Tebboune estime qu'ils doivent «défendre l'intérêt suprême de la Nation, sa réputation, la dignité de ses ressortissants(...) sur la base des principes d'autodétermination des peuples, la non-ingérence dans les affaires internes des Etats, le règlement pacifique des conflits, l'indépendance des Etats et des peuples».

«Je préfère pécher par excès de vigilance que par manque de vigilance»

Le président a proposé d'ailleurs aux diplomates de tenir leur conférence «une ou deux fois par an pour qu'on évalue ensemble la place et l'image de l'Algérie dans les pays où vous êtes accrédités». L'on note qu'en plus des diplomates, la réunion de Lamamra s'est tenue en présence du chef d'état-major, le général de corps d'armée Saïd Chengriha, le général Medjahed, les représentants des services de la sécurité intérieure et extérieure, du directeur général de l'Agence nationale de coopération, Boudjemaa Delmi, l'ex-envoyé spécial pour le Sahel et l'Afrique, qui a remplacé Chafik Mesbah, et de spécialistes des questions sécuritaires.

Avant le discours du président de la République, le ministre des Affaires étrangères et de la Communauté nationale à l'étranger avait rappelé «le dernier mouvement diplomatique où il y a eu la nomination de près de 80 chefs de missions, on a aussi 7 envoyés spéciaux chargés de dossiers précis pour défendre les intérêts et les priorités de l'Algérie». Ramtane Lamamra prévoit d'autres nouvelles nominations et annonce en même temps l'ouverture prochaine du concours des affaires étrangères pour le recrutement d'attachés et de secrétaires d'ambassades. Le ministre a appelé à «réactiver la diplomatie en coordination avec les institutions de l'Etat et aussi les opérateurs économiques publics et privés».

Dans l'après-midi, des responsables de la sécurité intérieure et extérieure ont mis en avant la détérioration de la sécurité au plan régional et international, particulièrement dans le Maghreb et la région du Sahel. Tous s'accordent à dire que «l'Algérie se situe dans un espace géostratégique perturbé et instable(...), certaines forces étrangères manœuvrent contre les peuples de la région, la recrudescence du terrorisme, le marécage libyen, la situation préoccupante au Mali, la situation inquiétante en Tunisie, la Mauritanie qui risque de devenir une zone de repli pour les groupes terroristes, les dangereuses actions d'hostilité du Maroc contre l'Algérie (cybercriminalité, conflit armé avec le Sahara Occidental...), et ses accords avec Israël, un facteur aggravant et dangereux(...)». Pour ces spécialistes des questions sécuritaires, «les facteurs de riposte contre le Maroc doivent être bien pensés et efficaces».

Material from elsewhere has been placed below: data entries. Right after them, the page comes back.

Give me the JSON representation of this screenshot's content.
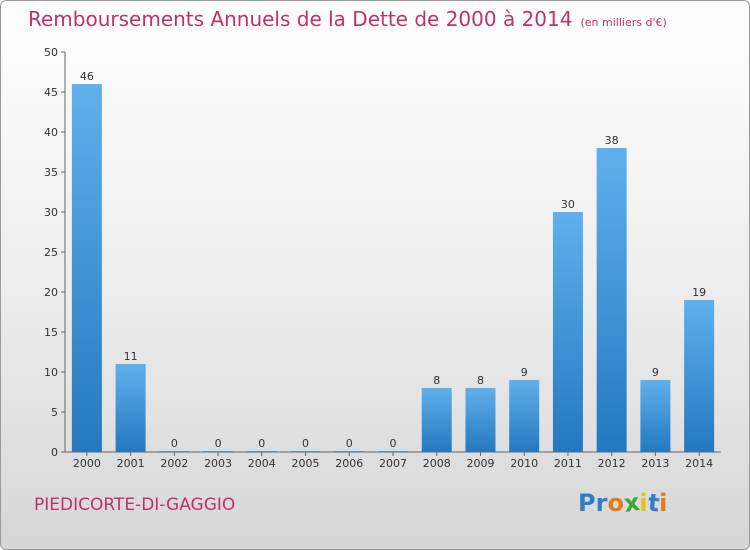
{
  "header": {
    "title": "Remboursements Annuels de la Dette de 2000 à 2014",
    "unit": "(en milliers d'€)"
  },
  "footer": {
    "commune": "PIEDICORTE-DI-GAGGIO",
    "brand": "Proxiti"
  },
  "chart_data": {
    "type": "bar",
    "title": "Remboursements Annuels de la Dette de 2000 à 2014",
    "categories": [
      "2000",
      "2001",
      "2002",
      "2003",
      "2004",
      "2005",
      "2006",
      "2007",
      "2008",
      "2009",
      "2010",
      "2011",
      "2012",
      "2013",
      "2014"
    ],
    "values": [
      46,
      11,
      0,
      0,
      0,
      0,
      0,
      0,
      8,
      8,
      9,
      30,
      38,
      9,
      19
    ],
    "ylim": [
      0,
      50
    ],
    "yticks": [
      0,
      5,
      10,
      15,
      20,
      25,
      30,
      35,
      40,
      45,
      50
    ],
    "grid": false,
    "bar_color": "#3a8fd6"
  }
}
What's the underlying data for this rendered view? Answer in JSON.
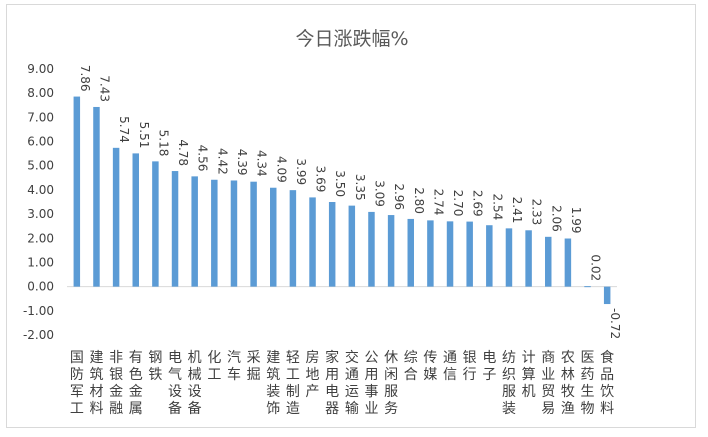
{
  "chart_data": {
    "type": "bar",
    "title": "今日涨跌幅%",
    "xlabel": "",
    "ylabel": "",
    "ylim": [
      -2,
      9
    ],
    "yticks": [
      "9.00",
      "8.00",
      "7.00",
      "6.00",
      "5.00",
      "4.00",
      "3.00",
      "2.00",
      "1.00",
      "0.00",
      "-1.00",
      "-2.00"
    ],
    "ytick_values": [
      9,
      8,
      7,
      6,
      5,
      4,
      3,
      2,
      1,
      0,
      -1,
      -2
    ],
    "grid": false,
    "legend": "none",
    "bar_color": "#5b9bd5",
    "categories": [
      "国防军工",
      "建筑材料",
      "非银金融",
      "有色金属",
      "钢铁",
      "电气设备",
      "机械设备",
      "化工",
      "汽车",
      "采掘",
      "建筑装饰",
      "轻工制造",
      "房地产",
      "家用电器",
      "交通运输",
      "公用事业",
      "休闲服务",
      "综合",
      "传媒",
      "通信",
      "银行",
      "电子",
      "纺织服装",
      "计算机",
      "商业贸易",
      "农林牧渔",
      "医药生物",
      "食品饮料"
    ],
    "values": [
      7.86,
      7.43,
      5.74,
      5.51,
      5.18,
      4.78,
      4.56,
      4.42,
      4.39,
      4.34,
      4.09,
      3.99,
      3.69,
      3.5,
      3.35,
      3.09,
      2.96,
      2.8,
      2.74,
      2.7,
      2.69,
      2.54,
      2.41,
      2.33,
      2.06,
      1.99,
      0.02,
      -0.72
    ],
    "value_labels": [
      "7.86",
      "7.43",
      "5.74",
      "5.51",
      "5.18",
      "4.78",
      "4.56",
      "4.42",
      "4.39",
      "4.34",
      "4.09",
      "3.99",
      "3.69",
      "3.50",
      "3.35",
      "3.09",
      "2.96",
      "2.80",
      "2.74",
      "2.70",
      "2.69",
      "2.54",
      "2.41",
      "2.33",
      "2.06",
      "1.99",
      "0.02",
      "-0.72"
    ]
  }
}
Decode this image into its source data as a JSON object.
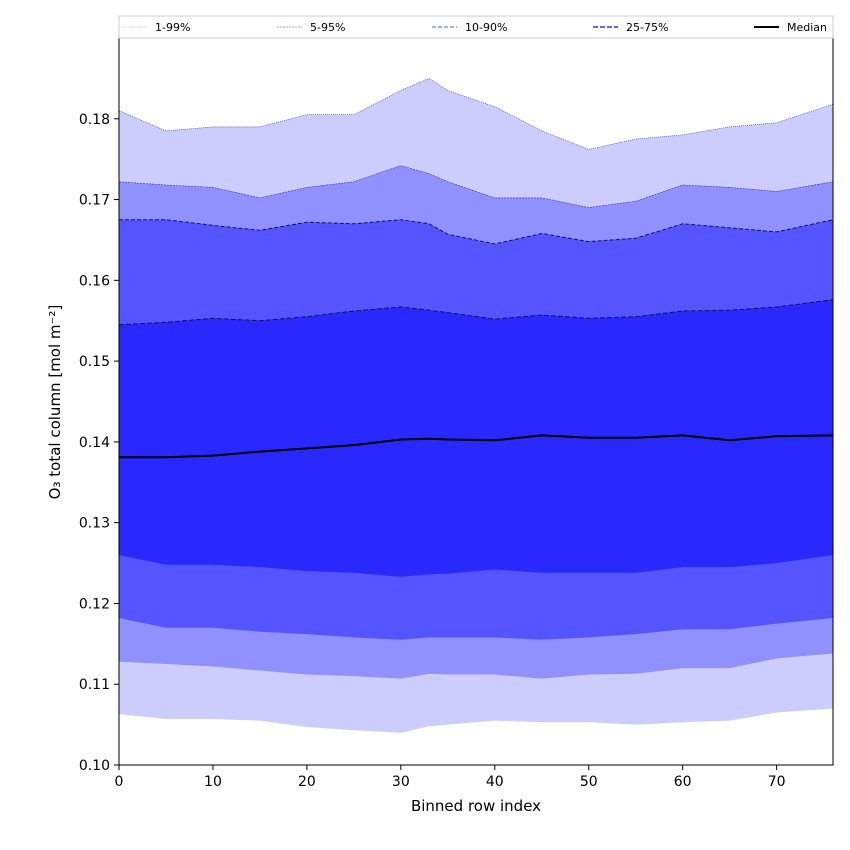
{
  "chart_data": {
    "type": "area",
    "xlabel": "Binned row index",
    "ylabel": "O₃ total column [mol m⁻²]",
    "xlim": [
      0,
      76
    ],
    "ylim": [
      0.1,
      0.19
    ],
    "xticks": [
      "0",
      "10",
      "20",
      "30",
      "40",
      "50",
      "60",
      "70"
    ],
    "yticks": [
      "0.10",
      "0.11",
      "0.12",
      "0.13",
      "0.14",
      "0.15",
      "0.16",
      "0.17",
      "0.18"
    ],
    "x": [
      0,
      5,
      10,
      15,
      20,
      25,
      30,
      33,
      35,
      40,
      45,
      50,
      55,
      60,
      65,
      70,
      76
    ],
    "legend": {
      "placement": "top",
      "entries": [
        "1-99%",
        "5-95%",
        "10-90%",
        "25-75%",
        "Median"
      ]
    },
    "bands": [
      {
        "name": "1-99%",
        "color": "#ccccff",
        "upper": [
          0.181,
          0.1785,
          0.179,
          0.179,
          0.1805,
          0.1805,
          0.1835,
          0.185,
          0.1835,
          0.1815,
          0.1785,
          0.1762,
          0.1775,
          0.178,
          0.179,
          0.1795,
          0.1818
        ],
        "lower": [
          0.1063,
          0.1057,
          0.1057,
          0.1055,
          0.1047,
          0.1043,
          0.104,
          0.1048,
          0.105,
          0.1055,
          0.1053,
          0.1053,
          0.105,
          0.1053,
          0.1055,
          0.1065,
          0.107
        ]
      },
      {
        "name": "5-95%",
        "color": "#9090ff",
        "upper": [
          0.1722,
          0.1718,
          0.1715,
          0.1702,
          0.1715,
          0.1722,
          0.1742,
          0.1732,
          0.1722,
          0.1702,
          0.1702,
          0.169,
          0.1698,
          0.1718,
          0.1715,
          0.171,
          0.1722
        ],
        "lower": [
          0.1128,
          0.1125,
          0.1122,
          0.1117,
          0.1112,
          0.111,
          0.1107,
          0.1113,
          0.1112,
          0.1112,
          0.1107,
          0.1112,
          0.1113,
          0.112,
          0.112,
          0.1132,
          0.1138
        ]
      },
      {
        "name": "10-90%",
        "color": "#5555ff",
        "upper": [
          0.1675,
          0.1675,
          0.1668,
          0.1662,
          0.1672,
          0.167,
          0.1675,
          0.167,
          0.1657,
          0.1645,
          0.1658,
          0.1648,
          0.1652,
          0.167,
          0.1665,
          0.166,
          0.1675
        ],
        "lower": [
          0.1182,
          0.117,
          0.117,
          0.1165,
          0.1162,
          0.1158,
          0.1155,
          0.1158,
          0.1158,
          0.1158,
          0.1155,
          0.1158,
          0.1162,
          0.1168,
          0.1168,
          0.1175,
          0.1182
        ]
      },
      {
        "name": "25-75%",
        "color": "#2828ff",
        "upper": [
          0.1545,
          0.1548,
          0.1553,
          0.155,
          0.1555,
          0.1562,
          0.1567,
          0.1563,
          0.156,
          0.1552,
          0.1557,
          0.1553,
          0.1555,
          0.1562,
          0.1563,
          0.1567,
          0.1576
        ],
        "lower": [
          0.126,
          0.1248,
          0.1248,
          0.1245,
          0.124,
          0.1238,
          0.1233,
          0.1236,
          0.1237,
          0.1242,
          0.1238,
          0.1238,
          0.1238,
          0.1245,
          0.1245,
          0.125,
          0.126
        ]
      }
    ],
    "median": {
      "name": "Median",
      "color": "#000000",
      "values": [
        0.1381,
        0.1381,
        0.1383,
        0.1388,
        0.1392,
        0.1396,
        0.1403,
        0.1404,
        0.1403,
        0.1402,
        0.1408,
        0.1405,
        0.1405,
        0.1408,
        0.1402,
        0.1407,
        0.1408
      ]
    }
  }
}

Au cours du débat, Lamamra interroge «est-ce que l'Algérie est ciblée ? Est-ce de l'alarmisme ?» Pour répondre tout de suite, «pourquoi l'Algérie serait-elle immunisée alors qu'un grand nombre de pays arabes a été ciblé, ceux du front du refus, ce n'est pas de l'imaginaire(...)». Ce qui le laisse affirmer «je préfère qu'on pèche par excès de vigilance que par manque de vigilance».